Background
Countrywide Home Loans hired Foster in 2005 as a First Vice President overseeing borrower complaint risk in the Corporate Office of the President. Nine months later she was promoted to Senior Vice President, and in March 2007 to Executive Vice President of Fraud Risk Management. In that role, she supervised 30-40 staff responsible for investigating mortgage origination fraud. Foster was also responsible for reporting fraud and suspicious activity to regulators and the company’s Board of Directors.
Foster oversaw an investigation in the summer of 2007 of multiple branches in the Boston area of the subprime division. Investigators found massive evidence that employees had forged borrower signatures, altered and fabricated income and asset documentation, and manipulated the company’s automated underwriting and property valuation systems. The investigation was opened after receiving a tip from a former branch employee who had been fired after objecting to the fraudulent practices.
By February 2008, Foster had found equally shocking activities in investigations in Miami, Chicago, Cincinnati, San Diego, Las Vegas and Los Angeles. Foster believed that Countrywide Employee Relations and Lending Managers were colluding to circumvent fraud reporting channels in order to conceal the fraud perpetrated by high-producing loan officers and managers. Whistleblowing employees directed to report fraud and wrongdoing to Employee Relations were being transferred, demoted, harassed or terminated. In March of 2008, five employees of a branch in the Consumer Markets Division reported egregious levels of loan fraud, drug abuse and sexual harassment, and in doing so pleaded with the investigator not to reveal their names to Employee Relations out of fear of retaliation.
When Foster asked Countrywide’s Internal Audit to investigate Employee Relations, the company not only chose to conceal Foster’s allegations from BofA, it directed Employee Relations to investigate Foster.
In the meantime, BofA was identifying Countrywide employees for roles in the newly merged entity. In July 2008, after an intense vetting process, BofA offered Foster the position of Senior Vice President (SVP), Mortgage Fraud Investigations Division Executive.
Foster eventually learned of the investigation and that Countrywide’s Employee Relations managers had been questioning her staff and using coercion and intimidation in an attempt to obtain derogatory characterizations. Soon after that, Foster was interviewed by an SVP of Employee Relations and an SVP of Internal Audit. Although Foster’s manager raised concerns of retaliation to Countrywide executives prior to her interview, and Foster complained of the retaliatory acts during her interview, those allegations were ignored. Instead, Countrywide’s Employee Relations convinced BofA managers to terminate Foster, which occurred on September 8, 2008.
Case Status
Instead of accepting a payment of almost $228,000 for her silence, Foster wanted to ensure the corrupt practices at Countrywide were exposed and that the wrongdoers were held accountable. Foster filed a Sarbanes-Oxley Act whistleblower complaint with OSHA challenging the legality of her firing. In September 2011, OSHA ruled that Foster had been retaliated against in violation of the employee protection provision of the Sarbanes Oxley Corporate and Criminal Fraud Accountability Act of 2002. The Department of Labor ordered her reinstatement and $930,000 in damages.

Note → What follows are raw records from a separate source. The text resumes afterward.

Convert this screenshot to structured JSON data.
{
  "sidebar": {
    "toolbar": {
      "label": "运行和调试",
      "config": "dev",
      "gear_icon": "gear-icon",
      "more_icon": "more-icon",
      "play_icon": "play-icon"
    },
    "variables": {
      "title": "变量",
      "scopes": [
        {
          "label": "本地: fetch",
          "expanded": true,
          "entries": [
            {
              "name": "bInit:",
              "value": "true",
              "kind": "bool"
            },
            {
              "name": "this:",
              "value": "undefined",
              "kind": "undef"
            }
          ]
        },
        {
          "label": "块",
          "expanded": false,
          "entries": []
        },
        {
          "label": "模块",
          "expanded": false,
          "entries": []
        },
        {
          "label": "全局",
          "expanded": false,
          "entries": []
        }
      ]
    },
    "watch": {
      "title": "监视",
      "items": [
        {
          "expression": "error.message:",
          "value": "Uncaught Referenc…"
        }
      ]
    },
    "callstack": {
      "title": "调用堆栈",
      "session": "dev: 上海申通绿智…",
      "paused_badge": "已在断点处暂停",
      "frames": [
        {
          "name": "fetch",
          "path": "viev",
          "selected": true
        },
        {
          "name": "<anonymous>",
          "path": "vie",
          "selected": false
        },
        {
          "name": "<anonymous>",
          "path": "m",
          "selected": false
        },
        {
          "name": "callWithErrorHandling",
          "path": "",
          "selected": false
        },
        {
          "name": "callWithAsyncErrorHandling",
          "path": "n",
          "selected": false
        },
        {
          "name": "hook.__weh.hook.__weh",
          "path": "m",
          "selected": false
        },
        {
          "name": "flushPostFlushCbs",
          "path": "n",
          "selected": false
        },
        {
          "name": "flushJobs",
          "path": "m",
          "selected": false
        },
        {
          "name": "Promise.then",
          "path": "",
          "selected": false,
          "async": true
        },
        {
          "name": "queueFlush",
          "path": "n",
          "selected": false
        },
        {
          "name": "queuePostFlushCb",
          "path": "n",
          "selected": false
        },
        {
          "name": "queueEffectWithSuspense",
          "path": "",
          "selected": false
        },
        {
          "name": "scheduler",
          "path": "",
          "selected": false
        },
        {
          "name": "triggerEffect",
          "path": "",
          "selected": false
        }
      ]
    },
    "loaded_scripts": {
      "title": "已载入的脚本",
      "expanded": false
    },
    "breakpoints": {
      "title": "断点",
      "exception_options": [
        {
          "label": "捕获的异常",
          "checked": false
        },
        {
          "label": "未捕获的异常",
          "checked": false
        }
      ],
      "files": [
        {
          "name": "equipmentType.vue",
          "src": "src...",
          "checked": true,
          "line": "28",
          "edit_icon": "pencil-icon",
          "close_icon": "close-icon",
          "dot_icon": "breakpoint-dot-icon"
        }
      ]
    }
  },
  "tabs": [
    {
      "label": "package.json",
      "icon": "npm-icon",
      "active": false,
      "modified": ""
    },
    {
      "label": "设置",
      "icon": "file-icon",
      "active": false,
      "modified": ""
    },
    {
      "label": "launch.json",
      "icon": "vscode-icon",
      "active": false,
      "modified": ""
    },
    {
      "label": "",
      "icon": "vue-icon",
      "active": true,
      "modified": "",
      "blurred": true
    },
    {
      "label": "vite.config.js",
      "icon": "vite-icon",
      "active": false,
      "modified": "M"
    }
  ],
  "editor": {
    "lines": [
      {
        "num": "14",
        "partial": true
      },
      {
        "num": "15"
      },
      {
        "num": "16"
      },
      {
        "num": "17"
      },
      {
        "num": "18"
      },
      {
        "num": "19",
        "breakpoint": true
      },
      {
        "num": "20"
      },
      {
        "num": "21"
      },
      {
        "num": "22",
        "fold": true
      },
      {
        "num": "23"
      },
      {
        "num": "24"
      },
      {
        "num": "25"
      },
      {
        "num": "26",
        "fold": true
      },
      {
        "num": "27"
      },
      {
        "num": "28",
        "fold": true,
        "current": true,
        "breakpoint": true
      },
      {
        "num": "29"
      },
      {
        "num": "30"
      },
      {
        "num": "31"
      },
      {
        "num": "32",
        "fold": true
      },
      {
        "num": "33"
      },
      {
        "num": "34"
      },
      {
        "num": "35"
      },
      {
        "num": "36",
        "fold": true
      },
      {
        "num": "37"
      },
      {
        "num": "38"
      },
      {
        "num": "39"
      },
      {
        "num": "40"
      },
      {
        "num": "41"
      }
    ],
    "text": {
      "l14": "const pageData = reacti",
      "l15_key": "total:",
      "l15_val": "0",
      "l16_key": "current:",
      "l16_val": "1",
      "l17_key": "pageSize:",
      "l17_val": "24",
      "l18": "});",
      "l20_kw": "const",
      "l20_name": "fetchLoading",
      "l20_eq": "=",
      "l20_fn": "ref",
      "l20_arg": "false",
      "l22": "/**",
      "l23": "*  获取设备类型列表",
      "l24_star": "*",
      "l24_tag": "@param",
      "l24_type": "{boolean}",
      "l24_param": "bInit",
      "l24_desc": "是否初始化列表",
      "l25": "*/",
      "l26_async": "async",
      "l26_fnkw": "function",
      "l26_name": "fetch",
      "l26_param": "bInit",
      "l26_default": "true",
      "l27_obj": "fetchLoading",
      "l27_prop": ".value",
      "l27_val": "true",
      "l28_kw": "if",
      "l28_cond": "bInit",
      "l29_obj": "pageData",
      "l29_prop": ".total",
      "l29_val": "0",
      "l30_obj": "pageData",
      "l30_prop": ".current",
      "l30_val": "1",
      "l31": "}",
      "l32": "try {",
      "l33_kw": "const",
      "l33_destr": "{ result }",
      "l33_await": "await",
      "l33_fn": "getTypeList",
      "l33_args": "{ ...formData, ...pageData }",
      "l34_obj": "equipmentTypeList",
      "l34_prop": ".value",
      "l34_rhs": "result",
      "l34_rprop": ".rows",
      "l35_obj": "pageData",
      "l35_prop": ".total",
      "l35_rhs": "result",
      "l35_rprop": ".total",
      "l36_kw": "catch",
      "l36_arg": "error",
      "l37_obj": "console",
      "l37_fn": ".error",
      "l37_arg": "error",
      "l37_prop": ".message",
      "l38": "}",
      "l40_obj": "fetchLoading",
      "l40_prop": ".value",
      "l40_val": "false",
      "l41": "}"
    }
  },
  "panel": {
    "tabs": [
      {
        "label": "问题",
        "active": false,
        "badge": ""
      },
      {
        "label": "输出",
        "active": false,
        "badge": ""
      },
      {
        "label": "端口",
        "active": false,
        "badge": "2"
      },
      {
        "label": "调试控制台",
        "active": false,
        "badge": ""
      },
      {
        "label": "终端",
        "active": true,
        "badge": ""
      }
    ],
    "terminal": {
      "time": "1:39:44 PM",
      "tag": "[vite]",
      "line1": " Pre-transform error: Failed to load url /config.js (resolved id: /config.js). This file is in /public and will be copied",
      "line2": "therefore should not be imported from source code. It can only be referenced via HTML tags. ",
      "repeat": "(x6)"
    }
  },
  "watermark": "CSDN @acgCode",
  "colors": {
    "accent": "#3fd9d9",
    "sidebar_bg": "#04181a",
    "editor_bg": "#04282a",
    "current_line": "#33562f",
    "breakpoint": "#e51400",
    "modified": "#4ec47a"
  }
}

OSHA Assistant Secretary Dr. David Michaels stated, "It's clear from our investigation that Bank of America used illegal retaliatory tactics against this employee. This employee showed great courage reporting potential fraud and standing up for the rights of other employees to do the same."
BofA has challenged OSHA’s ruling and is seeking a hearing. In the meantime, the Bank is required to reinstate Ms. Foster pending a final determination by the Department of Labor in the case.